Cela doit être le premier test de Gassama Diaby, surtout la provocation liée à un appel à la violence émane de la mouvance, en l’occurrence de Bantama Sow : «Si on vous provoque, ripostez. Enculez-les et n’écoutez pas les vieux abouliques. Vous aussi levez-vous et dites au gouvernement de prendre ses responsabilités. S’il refuse, ripostez. »

Pour un appel à la violence, c’en est absolument un. GassamaDiaby a donc de quoi s’occuper. Il doit sévir – sans trop savoir comment, parce que l’institution devant juger les ministres et autres hauts cadres civiles de l’Etat reste la Haute Cour de Justice que le président refuse toujours de mettre en place – pour se faire respecter mais surtout rebondir, après de longs mois de disette, suite à la tenue risquée mais réussie de la Semaine de la citoyenneté. Dans le cas échéant, il doit se casser et revenir à ses premières amours : activiste du respect des droits de l’homme. Il revient à Gassama de se trouver la bonne posture, la plus efficace mais surtout la plus historique : il s’agit de faire plier Bantama devant les Tribunaux donc montrer l’exemple à tous et puis, dissuader ceux qui sont encore portés sur les appels à la violence. Le contraire serait pour GassamaDiaby un aveu d’impuissance. Voire un affront. Ce qui serait synonyme, sous d’autres cieux de départ du gouvernement, pour laisser le champ libre aux pyromanes que sont Bantama et consorts.

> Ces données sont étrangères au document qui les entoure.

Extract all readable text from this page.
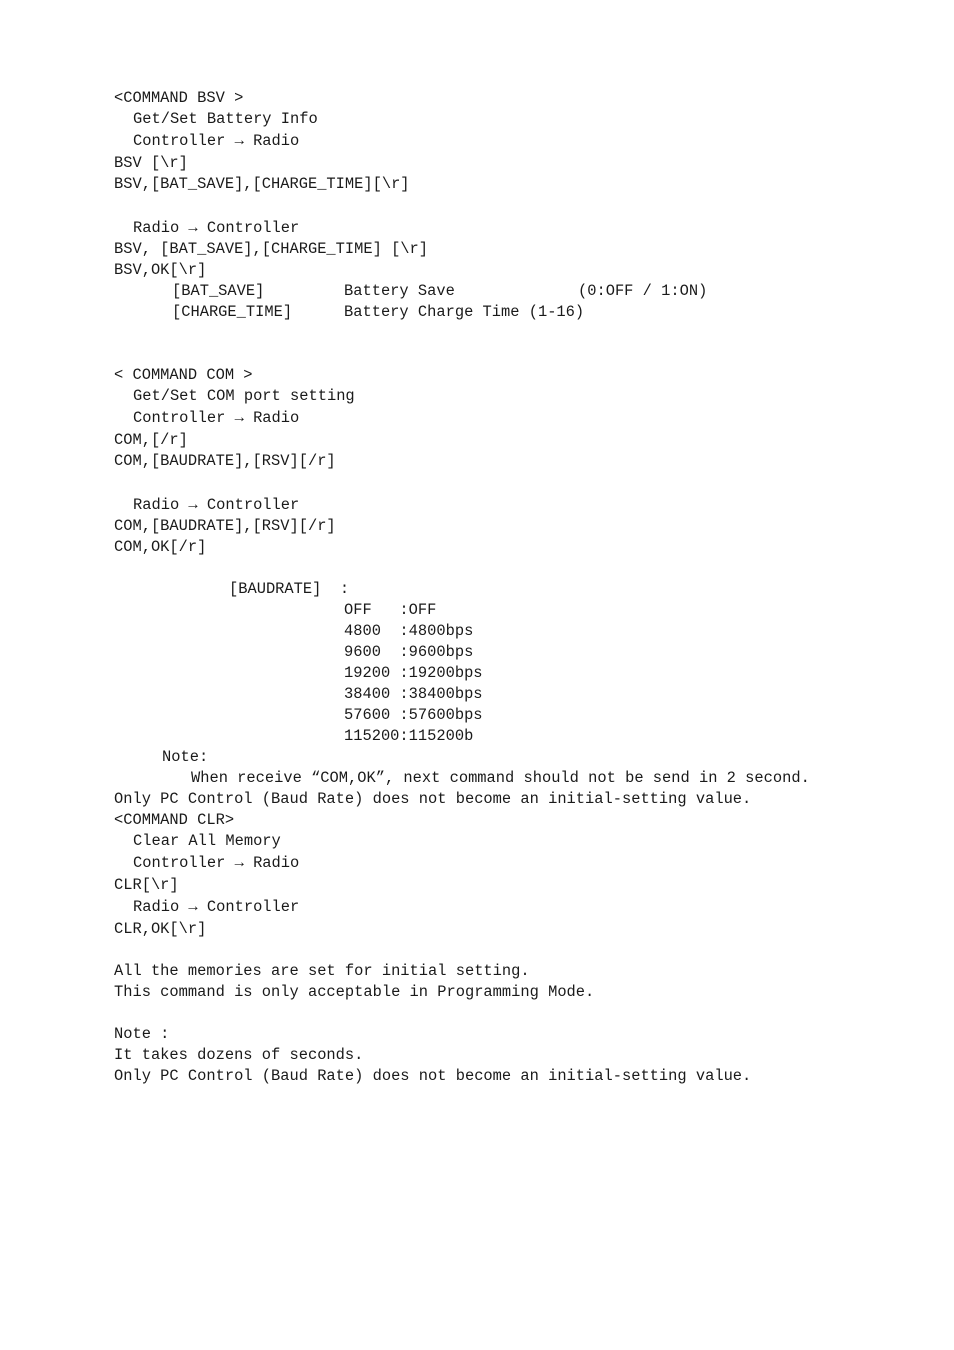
<COMMAND BSV >
Get/Set Battery Info
Controller → Radio
BSV [\r]
BSV,[BAT_SAVE],[CHARGE_TIME][\r]
Radio → Controller
BSV, [BAT_SAVE],[CHARGE_TIME] [\r]
BSV,OK[\r]
[BAT_SAVE]	Battery Save	(0:OFF / 1:ON)
[CHARGE_TIME]	Battery Charge Time (1-16)
< COMMAND COM >
Get/Set COM port setting
Controller → Radio
COM,[/r]
COM,[BAUDRATE],[RSV][/r]
Radio → Controller
COM,[BAUDRATE],[RSV][/r]
COM,OK[/r]
[BAUDRATE]  :
OFF   :OFF
4800  :4800bps
9600  :9600bps
19200 :19200bps
38400 :38400bps
57600 :57600bps
115200:115200b
Note:
When receive “COM,OK”, next command should not be send in 2 second.
Only PC Control (Baud Rate) does not become an initial-setting value.
<COMMAND CLR>
Clear All Memory
Controller → Radio
CLR[\r]
Radio → Controller
CLR,OK[\r]
All the memories are set for initial setting.
This command is only acceptable in Programming Mode.
Note :
It takes dozens of seconds.
Only PC Control (Baud Rate) does not become an initial-setting value.
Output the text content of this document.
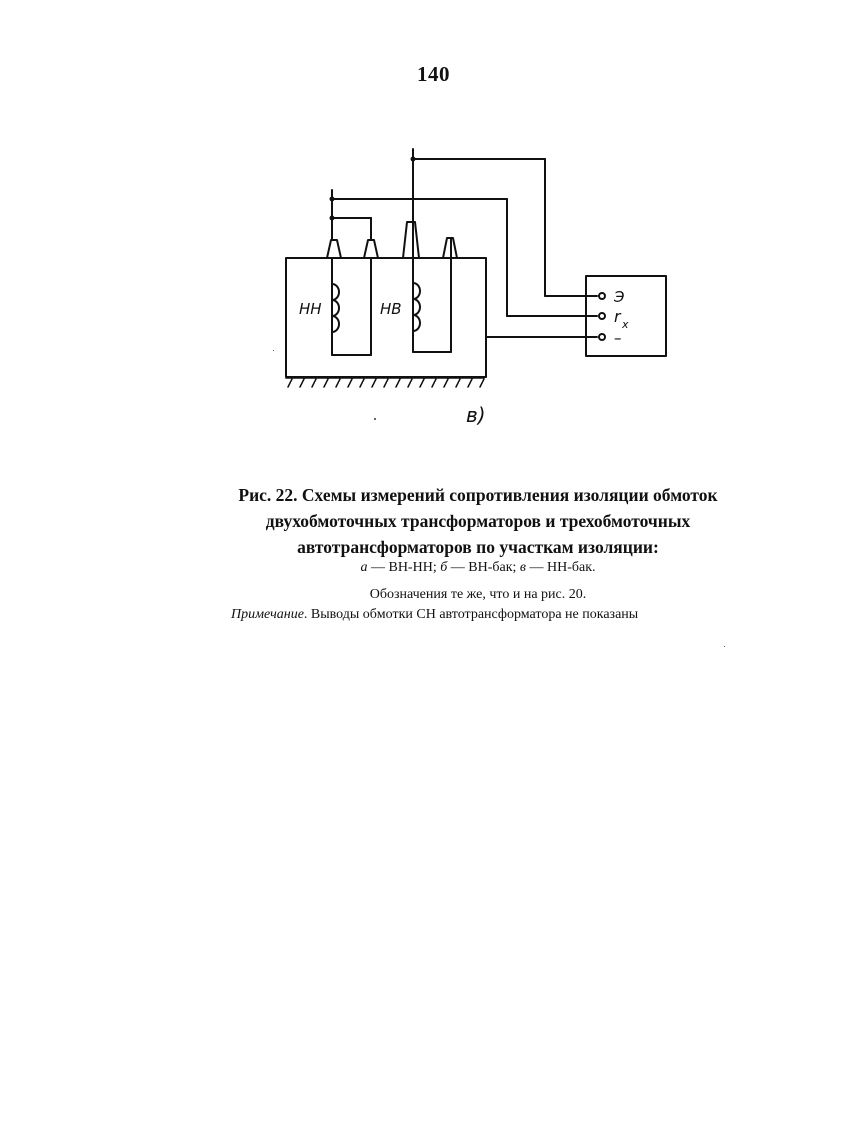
140
НН	НВ
Э
r x
–
в)
Рис. 22. Схемы измерений сопротивления изоляции обмоток
двухобмоточных трансформаторов и трехобмоточных
автотрансформаторов по участкам изоляции:
а — ВН-НН; б — ВН-бак; в — НН-бак.
Обозначения те же, что и на рис. 20.
Примечание. Выводы обмотки СН автотрансформатора не показаны
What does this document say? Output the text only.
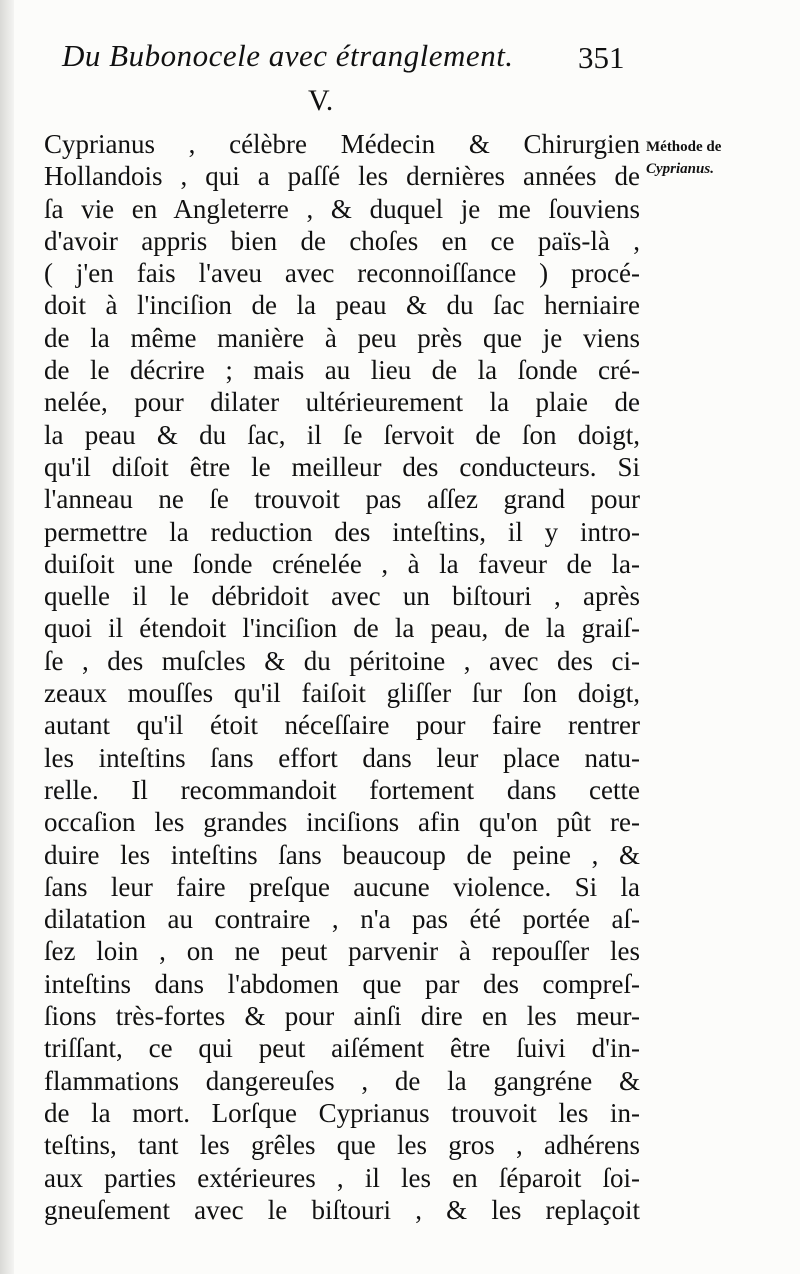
Du Bubonocele avec étranglement.	351
V.
Méthode de
Cyprianus.
Cyprianus , célèbre Médecin & Chirurgien
Hollandois , qui a paſſé les dernières années de
ſa vie en Angleterre , & duquel je me ſouviens
d'avoir appris bien de choſes en ce païs-là ,
( j'en fais l'aveu avec reconnoiſſance ) procé-
doit à l'inciſion de la peau & du ſac herniaire
de la même manière à peu près que je viens
de le décrire ; mais au lieu de la ſonde cré-
nelée, pour dilater ultérieurement la plaie de
la peau & du ſac, il ſe ſervoit de ſon doigt,
qu'il diſoit être le meilleur des conducteurs. Si
l'anneau ne ſe trouvoit pas aſſez grand pour
permettre la reduction des inteſtins, il y intro-
duiſoit une ſonde crénelée , à la faveur de la-
quelle il le débridoit avec un biſtouri , après
quoi il étendoit l'inciſion de la peau, de la graiſ-
ſe , des muſcles & du péritoine , avec des ci-
zeaux mouſſes qu'il faiſoit gliſſer ſur ſon doigt,
autant qu'il étoit néceſſaire pour faire rentrer
les inteſtins ſans effort dans leur place natu-
relle. Il recommandoit fortement dans cette
occaſion les grandes inciſions afin qu'on pût re-
duire les inteſtins ſans beaucoup de peine , &
ſans leur faire preſque aucune violence. Si la
dilatation au contraire , n'a pas été portée aſ-
ſez loin , on ne peut parvenir à repouſſer les
inteſtins dans l'abdomen que par des compreſ-
ſions très-fortes & pour ainſi dire en les meur-
triſſant, ce qui peut aiſément être ſuivi d'in-
flammations dangereuſes , de la gangréne &
de la mort. Lorſque Cyprianus trouvoit les in-
teſtins, tant les grêles que les gros , adhérens
aux parties extérieures , il les en ſéparoit ſoi-
gneuſement avec le biſtouri , & les replaçoit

Le ministre de l’Unité nationale a donc le choix et en temps détient les clés pour rentrer dans l’Histoire par la grande porte. Déjà, l’alerte est donnée. Gassama est sans équivoque : «Ces propos de Bantama sont graves, encore plus graves de la part d’un représentant de l’Etat. Ses propos sont injustifiables et inacceptables, quand on sait à quel point la violence dans notre pays a créé tant de victimes, de tristesses et de douleurs dans les familles et dans le pays, avec leur cortège de frustrations et de sentiments d’injustices. » C’est pourquoi, « Le mécanisme de veille et de surveillance annoncé au nom du chef de l’Etat et du gouvernement au peuple, et dans les partis politiques, s’appliquera… » Et de conclure : « Ses propos sont graves, anti républicains et inacceptables. »

Seulement, certains voient mal comment aboutira Gassama dans un pays où tout le monde est proche ou fils d’Alpha Condé. Déjà, Makanera émet le doute : « Un ministre a quelle qualité pour poursuivre un autre ministre ? C’est qui est bizarre, c’est de dire qu’il a constitué un pool d’avocats pour poursuivre Sow.»Gassama, lui rassure : « Nous ne laisserons plus rien passer de ce genre de propos et d’attitudes. Quel que soit l’auteur ou les auteurs, personne n’est au-dessus des lois. Personne, qu’on soit membre du gouvernement ou pas, responsable public ou politique, simple citoyen ou agent de sécurité.»

Et Gassama d’interpeller la Justice : « Il revient à la justice d’assumer sa responsabilité devant le peuple et pour le peuple.» Trop de discours de la part du ministre de la Citoyenneté, les Guinéens attendent beaucoup de lui, surtout de ses premières sensations, suite à cet appel à la violence de Bantama Sow. Gassama joue pour son avenir : réussir à faire plier son homologue ou quitter le gouvernement. Seules ces deux options sont synonymes de grande porte pour l’Histoire. Le contraire serait en faire tout un fromage.